Das ist nicht anders als hierzulande, wo freie Orchester und auch Festivals von den Geldern von Audi, Deutscher Bank, Siemens unter anderen abhängig sind. Gegen die Verbrechen, die solche Konzerne in der deutschen Geschichte finanziert haben und gegen ihre heutige Verwicklung in Milliarden-Schiebereien und Rüstungsgeschäfte, sind die korrupten Machenschaften der russischen Bank VTB eher kleine Fische.

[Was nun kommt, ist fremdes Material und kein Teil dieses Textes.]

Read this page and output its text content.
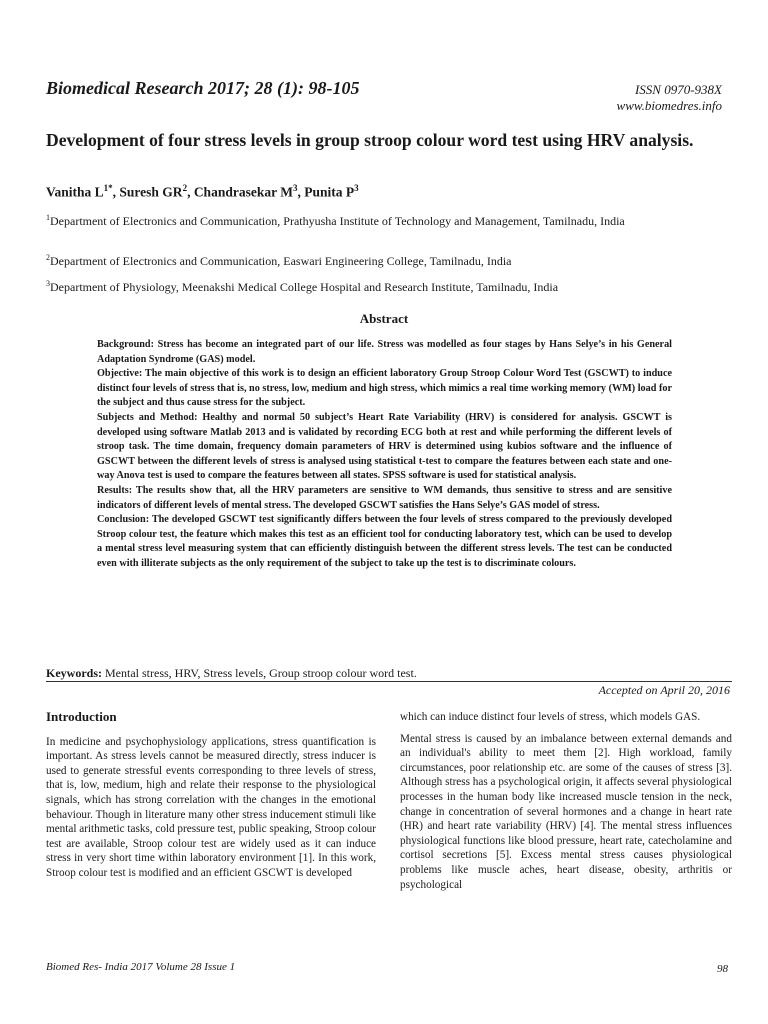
Biomedical Research 2017; 28 (1): 98-105	ISSN 0970-938X
www.biomedres.info
Development of four stress levels in group stroop colour word test using HRV analysis.
Vanitha $L^{1*}$, Suresh $GR^2$, Chandrasekar $M^3$, Punita $P^3$

$^1$Department of Electronics and Communication, Prathyusha Institute of Technology and Management, Tamilnadu, India

$^2$Department of Electronics and Communication, Easwari Engineering College, Tamilnadu, India

$^3$Department of Physiology, Meenakshi Medical College Hospital and Research Institute, Tamilnadu, India

Abstract

Background: Stress has become an integrated part of our life. Stress was modelled as four stages by Hans Selye’s in his General Adaptation Syndrome (GAS) model.

Objective: The main objective of this work is to design an efficient laboratory Group Stroop Colour Word Test (GSCWT) to induce distinct four levels of stress that is, no stress, low, medium and high stress, which mimics a real time working memory (WM) load for the subject and thus cause stress for the subject.

Subjects and Method: Healthy and normal 50 subject’s Heart Rate Variability (HRV) is considered for analysis. GSCWT is developed using software Matlab 2013 and is validated by recording ECG both at rest and while performing the different levels of stroop task. The time domain, frequency domain parameters of HRV is determined using kubios software and the influence of GSCWT between the different levels of stress is analysed using statistical t-test to compare the features between each state and one-way Anova test is used to compare the features between all states. SPSS software is used for statistical analysis.

Results: The results show that, all the HRV parameters are sensitive to WM demands, thus sensitive to stress and are sensitive indicators of different levels of mental stress. The developed GSCWT satisfies the Hans Selye’s GAS model of stress.

Conclusion: The developed GSCWT test significantly differs between the four levels of stress compared to the previously developed Stroop colour test, the feature which makes this test as an efficient tool for conducting laboratory test, which can be used to develop a mental stress level measuring system that can efficiently distinguish between the different stress levels. The test can be conducted even with illiterate subjects as the only requirement of the subject to take up the test is to discriminate colours.

Keywords: Mental stress, HRV, Stress levels, Group stroop colour word test.

Accepted on April 20, 2016

Introduction

In medicine and psychophysiology applications, stress quantification is important. As stress levels cannot be measured directly, stress inducer is used to generate stressful events corresponding to three levels of stress, that is, low, medium, high and relate their response to the physiological signals, which has strong correlation with the changes in the emotional behaviour. Though in literature many other stress inducement stimuli like mental arithmetic tasks, cold pressure test, public speaking, Stroop colour test are available, Stroop colour test are widely used as it can induce stress in very short time within laboratory environment [1]. In this work, Stroop colour test is modified and an efficient GSCWT is developed

which can induce distinct four levels of stress, which models GAS.

Mental stress is caused by an imbalance between external demands and an individual's ability to meet them [2]. High workload, family circumstances, poor relationship etc. are some of the causes of stress [3]. Although stress has a psychological origin, it affects several physiological processes in the human body like increased muscle tension in the neck, change in concentration of several hormones and a change in heart rate (HR) and heart rate variability (HRV) [4]. The mental stress influences physiological functions like blood pressure, heart rate, catecholamine and cortisol secretions [5]. Excess mental stress causes physiological problems like muscle aches, heart disease, obesity, arthritis or psychological

Biomed Res- India 2017 Volume 28 Issue 1	98
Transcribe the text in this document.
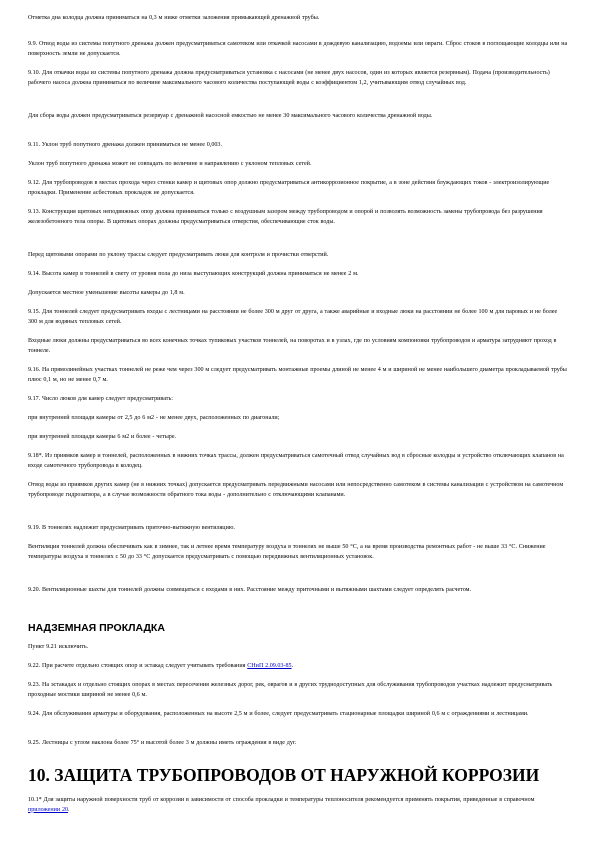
Отметка дна колодца должна приниматься на 0,3 м ниже отметки заложения примыкающей дренажной трубы.

9.9. Отвод воды из системы попутного дренажа должен предусматриваться самотеком или откачкой насосами в дождевую канализацию, водоемы или овраги. Сброс стоков в поглощающие колодцы или на поверхность земли не допускается.

9.10. Для откачки воды из системы попутного дренажа должна предусматриваться установка с насосами (не менее двух насосов, один из которых является резервным). Подача (производительность) рабочего насоса должна приниматься по величине максимального часового количества поступающей воды с коэффициентом 1,2, учитывающим отвод случайных вод.

Для сбора воды должен предусматриваться резервуар с дренажной насосной емкостью не менее 30 максимального часового количества дренажной воды.

9.11. Уклон труб попутного дренажа должен приниматься не менее 0,003.

Уклон труб попутного дренажа может не совпадать по величине и направлению с уклоном тепловых сетей.

9.12. Для трубопроводов в местах прохода через стенки камер и щитовых опор должно предусматриваться антикоррозионное покрытие, а в зоне действия блуждающих токов - электроизолирующие прокладки. Применение асбестовых прокладок не допускается.

9.13. Конструкция щитовых неподвижных опор должна приниматься только с воздушным зазором между трубопроводом и опорой и позволять возможность замены трубопровода без разрушения железобетонного тела опоры. В щитовых опорах должны предусматриваться отверстия, обеспечивающие сток воды.

Перед щитовыми опорами по уклону трассы следует предусматривать люки для контроля и прочистки отверстий.

9.14. Высота камер в тоннелей в свету от уровня пола до низа выступающих конструкций должна приниматься не менее 2 м.

Допускается местное уменьшение высоты камеры до 1,8 м.

9.15. Для тоннелей следует предусматривать входы с лестницами на расстоянии не более 300 м друг от друга, а также аварийные и входные люки на расстоянии не более 100 м для паровых и не более 300 м для водяных тепловых сетей.

Входные люки должны предусматриваться во всех конечных точках тупиковых участков тоннелей, на поворотах и в узлах, где по условиям компоновки трубопроводов и арматура затрудняют проход в тоннеле.

9.16. На прямолинейных участках тоннелей не реже чем через 300 м следует предусматривать монтажные проемы длиной не менее 4 м и шириной не менее наибольшего диаметра прокладываемой трубы плюс 0,1 м, но не менее 0,7 м.

9.17. Число люков для камер следует предусматривать:

при внутренней площади камеры от 2,5 до 6 м2 - не менее двух, расположенных по диагонали;

при внутренней площади камеры 6 м2 и более - четыре.

9.18*. Из приямков камер и тоннелей, расположенных в нижних точках трассы, должен предусматриваться самотечный отвод случайных вод в сбросные колодцы и устройство отключающих клапанов на входе самотечного трубопровода в колодец.

Отвод воды из приямков других камер (не в нижних точках) допускается предусматривать передвижными насосами или непосредственно самотеком в системы канализации с устройством на самотечном трубопроводе гидрозатвора, а в случае возможности обратного тока воды - дополнительно с отключающими клапанами.

9.19. В тоннелях надлежит предусматривать приточно-вытяжную вентиляцию.

Вентиляция тоннелей должна обеспечивать как в зимнее, так и летнее время температуру воздуха в тоннелях не выше 50 °С, а на время производства ремонтных работ - не выше 33 °С. Снижение температуры воздуха в тоннелях с 50 до 33 °С допускается предусматривать с помощью передвижных вентиляционных установок.

9.20. Вентиляционные шахты для тоннелей должны совмещаться с входами в них. Расстояние между приточными и вытяжными шахтами следует определять расчетом.

НАДЗЕМНАЯ ПРОКЛАДКА

Пункт 9.21 исключить.

9.22. При расчете отдельно стоящих опор и эстакад следует учитывать требования СНиП 2.09.03-85.

9.23. На эстакадах и отдельно стоящих опорах в местах пересечения железных дорог, рек, оврагов и в других труднодоступных для обслуживания трубопроводов участках надлежит предусматривать проходные мостики шириной не менее 0,6 м.

9.24. Для обслуживания арматуры и оборудования, расположенных на высоте 2,5 м и более, следует предусматривать стационарные площадки шириной 0,6 м с ограждениями и лестницами.

9.25. Лестницы с углом наклона более 75° и высотой более 3 м должны иметь ограждения в виде дуг.

10. ЗАЩИТА ТРУБОПРОВОДОВ ОТ НАРУЖНОЙ КОРРОЗИИ

10.1* Для защиты наружной поверхности труб от коррозии в зависимости от способа прокладки и температуры теплоносителя рекомендуется применять покрытия, приведенные в справочном приложении 20.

In der irrwitzigen Hysterie gegen russische Künstler, die mit der Kündigung von Lorenz Nasturica-Herschcovici in München einen neuen Höhepunkt erreicht, geht es nicht um Solidarität mit der Ukraine und schon gar nicht mit der ukrainischen Bevölkerung, die unter dem Krieg leiden muss. Längst wird deutlich, dass die russische Invasion von der NATO unter Führung der USA und ebenso Deutschlands als Vehikel benutzt wird, um einen massiven Krieg gegen Russland anzuzetteln. Die ukrainische Bevölkerung, die 1941 zu den ersten Opfern des deutschen Überfalls auf die Sowjetunion gehörte, dient in diesem Krieg als Kanonenfutter.
Die eifrigen Vertreter einer „ethisch“ sauberen Kultur – unter Ausschluss russischer, und nun auch rumänischer Künstler – beteiligen sich in Wahrheit an der ideologischen Einstimmung der Bevölkerung auf diesen umfassenden Krieg, der zum Atomschlag und zur Auslöschung der Menschheit führen kann.
Bezeichnenderweise hat die Verbannung alles Russischen auch antisemitische Untertöne. So verweist der Name des rumänischen Konzertmeisters Lorenz Nasturica-Herschcowici auf einen jüdischen Hintergrund. Nach dem Studium in seiner Geburtsstadt Bukarest lebte er mit seiner Familie in Israel, und viele seiner umjubelten Auftritte fanden mit israelischen Orchestern statt. Online-Kommentare, die der Bayrische Rundfunk inzwischen gelöscht hat, bemerkten voll Empörung, der Nachfolger von Nasturica-Herschcowici sollte zur Sicherheit unpolitisch sein und besser nicht einen solchen Namen führen.